Dressed in camouflage fatigues and speaking English with a distinct Mancunian accent, one of the rebel guards, Hatem Shabil, told how the men had been captured shortly after the fall of Gaddafi’s Bab al-Aziziyah fortress compound.

“After they lost the war in the streets, they worked as snipers climbing up into buildings and killing people, including women and children, on the express highway that runs near Abu Salim district,” explained Shabil.

“But we will get them all, street by street, house by house, room by room, we will hunt them down,” Shabil insisted.

He confirmed, too, that rebels knew of other pro-Gaddafi “sleeper cells” still in existence across Tripoli, and that in neighbourhoods like Abu Salim, one of the poorest in the capital and where as many as 70% of the men were soldiers in the Libyan army, supporters of Gaddafi armed with Kalashnikovs and other weapons are still hiding.

Only a few days ago a massive arms cache was found in this area, and earlier last week during my visit to Abu Salim prison, this lingering support for Gaddafi was brought home when a woman standing in her doorway, audaciously shouted “Long Live Muammar” as our car drove past.

Where exactly Gaddafi is now of course remains a question of intense speculation, with some rebels speaking of him being holed up near a place called Bin Jawad, while others insist he has fled south to Sabha near the border with Chad, where so many of his mercenary soldiers originate from.

Here in Tripoli his rule may be over but his legacy continues to intrigue as well as horrify many Libyans. Last week at his Bab al-Aziziyah compound, I stood along with many ordinary people on the balcony from which Gaddafi made so many of his defiant speeches and denunciations.

In the bombed-out rooms off the balcony lay some almost surreal clues to the character of the man who brought so much suffering and terror to his people: a book on witchcraft; bathroom tiles decorated with Disney characters including Snow White and the Seven Dwarfs; ostentatious furniture.

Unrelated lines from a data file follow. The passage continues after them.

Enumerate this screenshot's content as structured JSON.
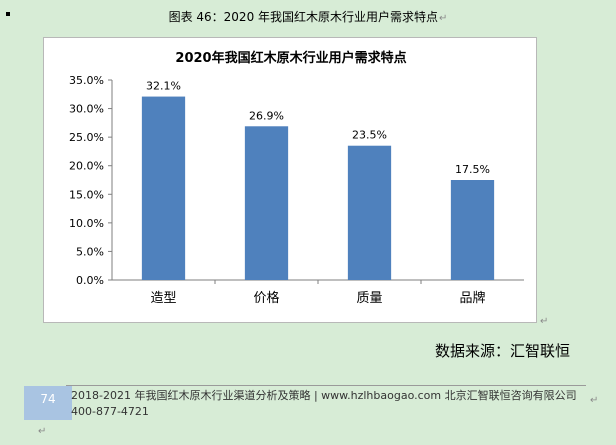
{
  "caption": "图表 46：2020 年我国红木原木行业用户需求特点",
  "paragraph_mark": "↵",
  "source_text": "数据来源：汇智联恒",
  "footer": {
    "page_number": "74",
    "text": "2018-2021 年我国红木原木行业渠道分析及策略 | www.hzlhbaogao.com 北京汇智联恒咨询有限公司 400-877-4721"
  },
  "colors": {
    "bar": "#4f81bd",
    "grid": "#bfbfbf",
    "background": "#d7ecd6"
  },
  "chart_data": {
    "type": "bar",
    "title": "2020年我国红木原木行业用户需求特点",
    "categories": [
      "造型",
      "价格",
      "质量",
      "品牌"
    ],
    "values": [
      32.1,
      26.9,
      23.5,
      17.5
    ],
    "data_labels": [
      "32.1%",
      "26.9%",
      "23.5%",
      "17.5%"
    ],
    "y_ticks": [
      "0.0%",
      "5.0%",
      "10.0%",
      "15.0%",
      "20.0%",
      "25.0%",
      "30.0%",
      "35.0%"
    ],
    "ylim": [
      0,
      35
    ],
    "xlabel": "",
    "ylabel": "",
    "grid": false,
    "legend": "none"
  }
}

And all this within a few miles of places like Abu Salim and other secret police jails where unspeakable things happened. Gaddafi may have gone but many Libyans will not rest easy or believe they are truly free of his grotesque legacy until he is either killed or captured.

Twelve years inside the hell that was Abu Salim prison have left the likes of Hussein Elshafa in no doubt about what they would like to see become of the former dictator.

“Who cares about the million dollar reward?” he tells me. “I’d happily settle for Gaddafi’s head.”